One advantage of hierarchical clustering is that we can set the number of clusters after the execution of the algorithm. The distances between the clusters at each level of the hierarchy help us select a good candidate for the number of clusters to choose. Let's see how the distances between the clusters evolve:

g = data_frame(y = hc$height) %>%
    arrange(desc(y)) %>%
    mutate(x=row_number()) %>%
    ggplot(aes(x, y)) +
    geom_point()
g

Here, we plotted the height attribute on the y axis, and the number of aggregations (\(k - 1\) where \(k\) is the number of clusters) on the x axis:

The height attribute is computed as follows: Let \(v\) denote the point such that:

\begin{equation*} h = \frac{D(A, B)}{2} = \delta(a, v) = \delta(b, v) \forall a \in A \forall b \in B \end{equation*}

where A and B are two clusters to merge. \(v\) is equidistant from all the points in A and B and \(delta\) defines an ultra-metric. \(h\) is the height for the iteration. The height attribute contains all the values of h (one value per iteration).

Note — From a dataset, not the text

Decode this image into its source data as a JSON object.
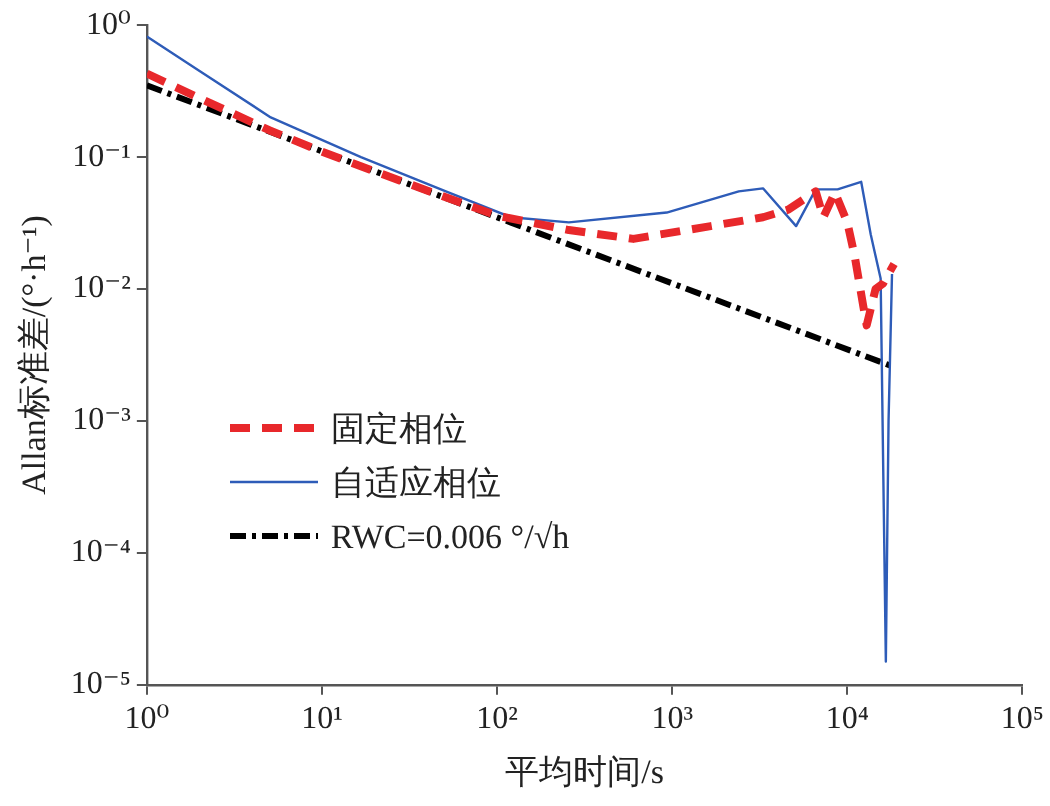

We can see drops between two consecutive points, which means that the clusters between two steps are far away when we observe the drop. Let's zoom on the area where we see the drops:

g = data_frame(y = hc$height) %>%
    arrange(desc(y)) %>%
    mutate(x=row_number()) %>%
    filter(x<=50) %>%
    ggplot(aes(x, y)) +
    geom_point()
g

When the number of clusters is more than 24, there is no drop: If we divide in more than 24 clusters, the clusters generated by the division are not well separated. 24 clusters is therefore a good candidate for the number of clusters since merging two clusters from the partition in 24 clusters result in a merge of two well separated clusters.

We can plot the dendrogram where we can see the hierarchy and the distances between each pair of clusters at each level of the hierarchy:

library(factoextra)

g = fviz_dend(hc, k=24, show_labels = FALSE)
g

Let's see the result of the clustering with 24 clusters:

library(ggrepel)

cluster <- cutree(hc, k = 24)

c = centers %>% bind_cols(as.data.frame(cluster)) %>%
    group_by(cluster) %>%
    summarise(x=first(x), y=first(y))


g = centers %>% bind_cols(as.data.frame(cluster)) %>%
    ggplot(aes(x, y, color=as.factor(cluster))) +
    geom_point() +
    geom_label_repel(data=c, aes(x, y, label=cluster), box.padding = 1) +
    theme(legend.position="none")

g

Take away

Here are a few things to remember from this blog post:

  • Hierarchical clustering is handy since one can select the number of clusters a posteriori. A dendrogram provides a nice visualisation of the clustering steps and gives visual insights into how to choose a good number of clusters.
  • K-means is a good pre-processing since it has a low time complexity. We can then apply another clustering algorithm on the centroids found by k-means.
  • The single linkage aggregation criterion for hierarchical clustering is well suited when we seek elongated clusters because of its chaining effect.